Quartiers périphériques de Léningrad - Un métro sans contrôleurs ni portillons

 

URSS Léningrad Métro

« La construction du métro à Leningrad peut également être taxée de merveille. Elle s’est déroulée dans des conditions extrêmement difficiles par suite d’un sous-sol très particulier. Les bâtisseurs ont rencontré des sables mouvants, d’énormes blocs erratiques, des rivières et des lacs souterrains. Les stations de métro de Leningrad sont comme des palais dont l’architecture est variée et riche... »[1].

Arrivés dans l’après-midi et aucune visite n’étant prévue en fin de journée, nous ne pouvons rester dans nos chambres à attendre. Nous voulons voir ! Aussi prenons-nous la liberté de nous rendre dans le centre de Leningrad, sans guide et sans autorisation. A dire vrai, la chose ne semble pas si difficile, ni même interdite : il suffit de suivre la « Srednij Prospekt » pendant 600 à 800 mètres, jusqu’à la station de métro « Vasileostrovskaïa », lequel métro nous conduira, en une seule station, sur la perspective Nevski.

Le quartier dans lequel est situé l’hôtel est un quartier de la fin du XIXe et du début du XXe  composé d’immeubles longeant rues et avenues, de trois à quatre étages, composant des pâtés de maisons avec des cours intérieures, selon le même modèle architectural que celui de toutes les villes européennes 1900. A leurs tailles, leurs matériaux, leurs architectures, on peut juger que ces bâtiments étaient des immeubles « petits-bourgeois ». Toutefois, l’état d’entretien de leurs façades est manifestement très médiocre ; ils n’ont pas dû être souvent réparés et peints depuis la révolution russe ! Les portes cochères des cours intérieures laissent apercevoir un bâti assez dégradé avec des constructions parasites. Les trottoirs et la chaussée sont également très abîmés, les bordures et les caniveaux sont irréguliers, le pavage mité et l’asphalte défoncé. S’il est vrai que nous sortons tout juste de l’hiver et que la neige et le gel ont dû dégrader immeubles et espaces publics, il est néanmoins permis de penser  que la situation était déjà très médiocre avant.

Deux jeunes filles habillées à la mode « Punks », jeans troués et blousons cloutés, nous croisent. Elles tiennent à la main un radiocassette qui gueule du hard-rock à pleins poumons. Indice supplémentaire : les modèles de la révolte adolescente sont semblables à l’Est comme à l’Ouest.

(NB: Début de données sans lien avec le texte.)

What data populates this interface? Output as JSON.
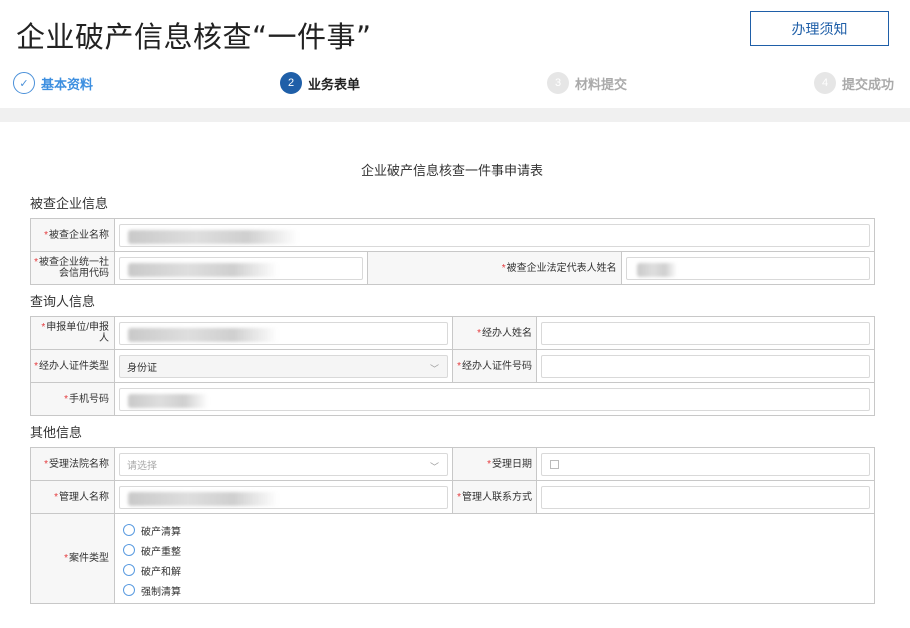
{
  "header": {
    "title": "企业破产信息核查“一件事”",
    "notice_button": "办理须知"
  },
  "steps": [
    {
      "num": "✓",
      "label": "基本资料",
      "state": "done"
    },
    {
      "num": "2",
      "label": "业务表单",
      "state": "active"
    },
    {
      "num": "3",
      "label": "材料提交",
      "state": "todo"
    },
    {
      "num": "4",
      "label": "提交成功",
      "state": "todo"
    }
  ],
  "form": {
    "heading": "企业破产信息核查一件事申请表",
    "required_mark": "*",
    "sections": {
      "company": {
        "title": "被查企业信息",
        "company_name_label": "被查企业名称",
        "credit_code_label": "被查企业统一社会信用代码",
        "legal_rep_label": "被查企业法定代表人姓名"
      },
      "inquirer": {
        "title": "查询人信息",
        "applicant_label": "申报单位/申报人",
        "agent_name_label": "经办人姓名",
        "id_type_label": "经办人证件类型",
        "id_type_value": "身份证",
        "id_number_label": "经办人证件号码",
        "phone_label": "手机号码"
      },
      "other": {
        "title": "其他信息",
        "court_label": "受理法院名称",
        "court_placeholder": "请选择",
        "accept_date_label": "受理日期",
        "manager_name_label": "管理人名称",
        "manager_contact_label": "管理人联系方式",
        "case_type_label": "案件类型",
        "case_types": [
          "破产清算",
          "破产重整",
          "破产和解",
          "强制清算"
        ]
      }
    }
  },
  "colors": {
    "primary": "#1f5fa8",
    "done_step": "#3d8fe0",
    "required": "#e4393c"
  }
}
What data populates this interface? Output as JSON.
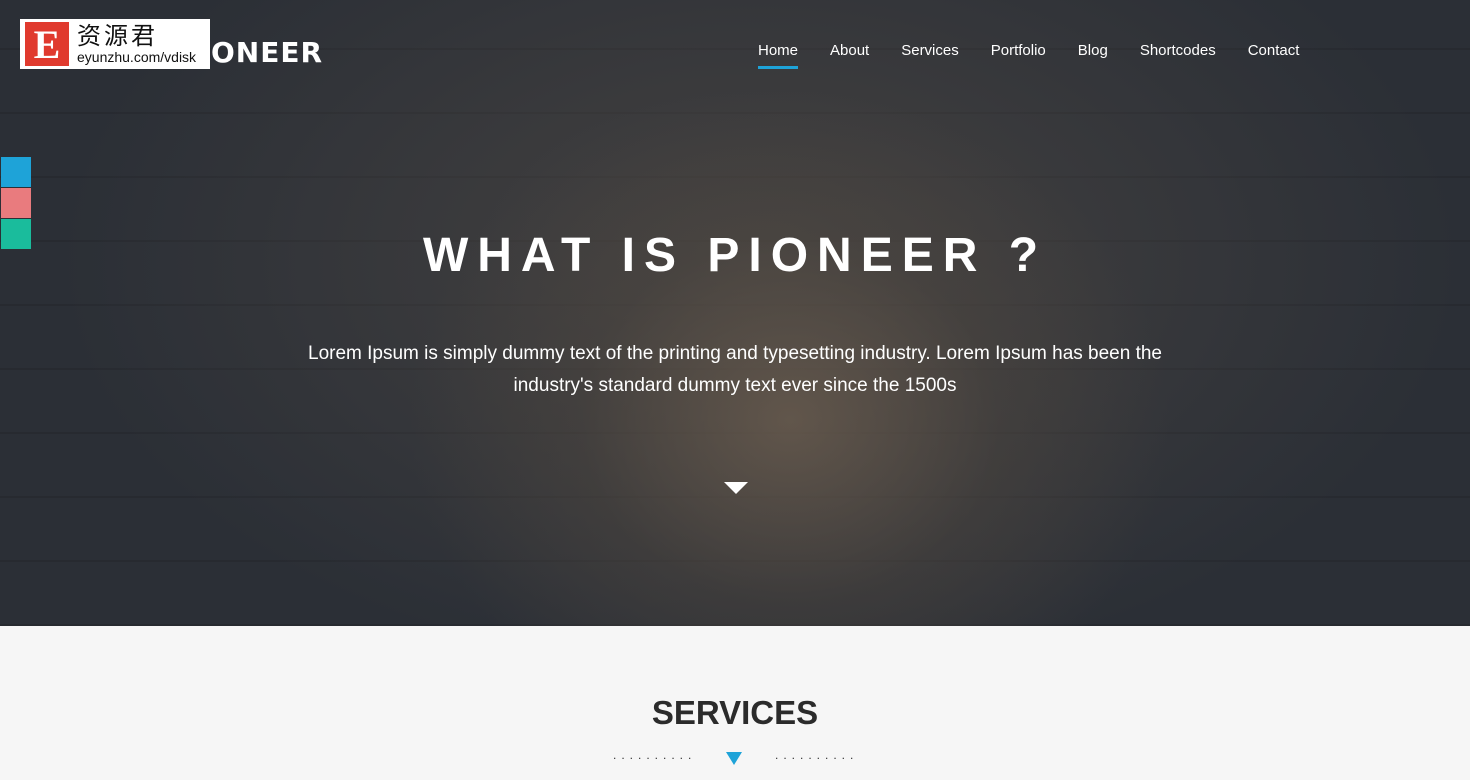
{
  "logo": {
    "letter": "E",
    "chinese": "资源君",
    "url": "eyunzhu.com/vdisk"
  },
  "brand": "ONEER",
  "nav": [
    {
      "label": "Home",
      "active": true
    },
    {
      "label": "About"
    },
    {
      "label": "Services"
    },
    {
      "label": "Portfolio"
    },
    {
      "label": "Blog"
    },
    {
      "label": "Shortcodes"
    },
    {
      "label": "Contact"
    }
  ],
  "accent": "#1ea3d8",
  "swatches": [
    "#1ea3d8",
    "#e97b7e",
    "#1abc9c"
  ],
  "hero": {
    "title": "WHAT IS PIONEER ?",
    "text": "Lorem Ipsum is simply dummy text of the printing and typesetting industry. Lorem Ipsum has been the industry's standard dummy text ever since the 1500s",
    "scroll_icon": "caret-down-icon"
  },
  "services": {
    "title": "SERVICES",
    "divider_icon": "caret-down-icon"
  }
}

Prendre le métro se révèle extrêmement simple. Pas de ticket à acheter et à faire poinçonner, il suffit de glisser une pièce de 5 kopecks, soit 25 centimes (une misère), dans la fente du portillon automatique. Pas de ticket, donc pas de contrôleur, ce qui ne signifie pas qu’il n’existe pas de contrôle ! Si celui-ci n’est pas le fait d’un corps particulier d’agents, le contrôle est en fait social, ce sont les autres voyageurs qui l’effectuent. Evidemment, c’est un peu difficile à comprendre, surtout pour des Français chez qui frauder est un quasi « sport national ». Les Allemands, eux, ne doivent même pas remarquer cette absence de contrôle institutionnel.

Seconde surprise, la profondeur des stations : des escaliers mécaniques sans fin vous descendent toujours plus profondément sous terre. Même les stations du métro parisien de « Saint Michel » ou de « Cité », pourtant les plus profondes, apparaîtraient ici bien superficielles. Est-ce à cause de la nature des sols de la région, d’anciens marais ? Est-ce pour des motifs de protection civile en cas de guerre ?

La station de métro « Vasileostrovskaïa » est une station sans fioritures ni dorures contrairement aux descriptions habituelles des métros soviétiques. Il faut préciser qu’il s’agit d’une station construite très récemment. Néanmoins, les murs sont quand même couverts de marbre ! Les quais sont fermés par des portes automatiques qui ne s’ouvrent que quand les portes de la rame s’ouvrent elles-mêmes. Ce système empêche d’éventuelles chutes sur la voie, ou la descente prématurée des voyageurs avant l’arrêt complet de la rame.

Il n’y a qu’une station pour « Nevskij Prospekt », mais très longue. Par la profondeur de ses tunnels, la grande distance entre deux stations, comme par le matériel roulant, le métro de Leningrad s’apparente davantage à notre Réseau-Express-Régional parisien.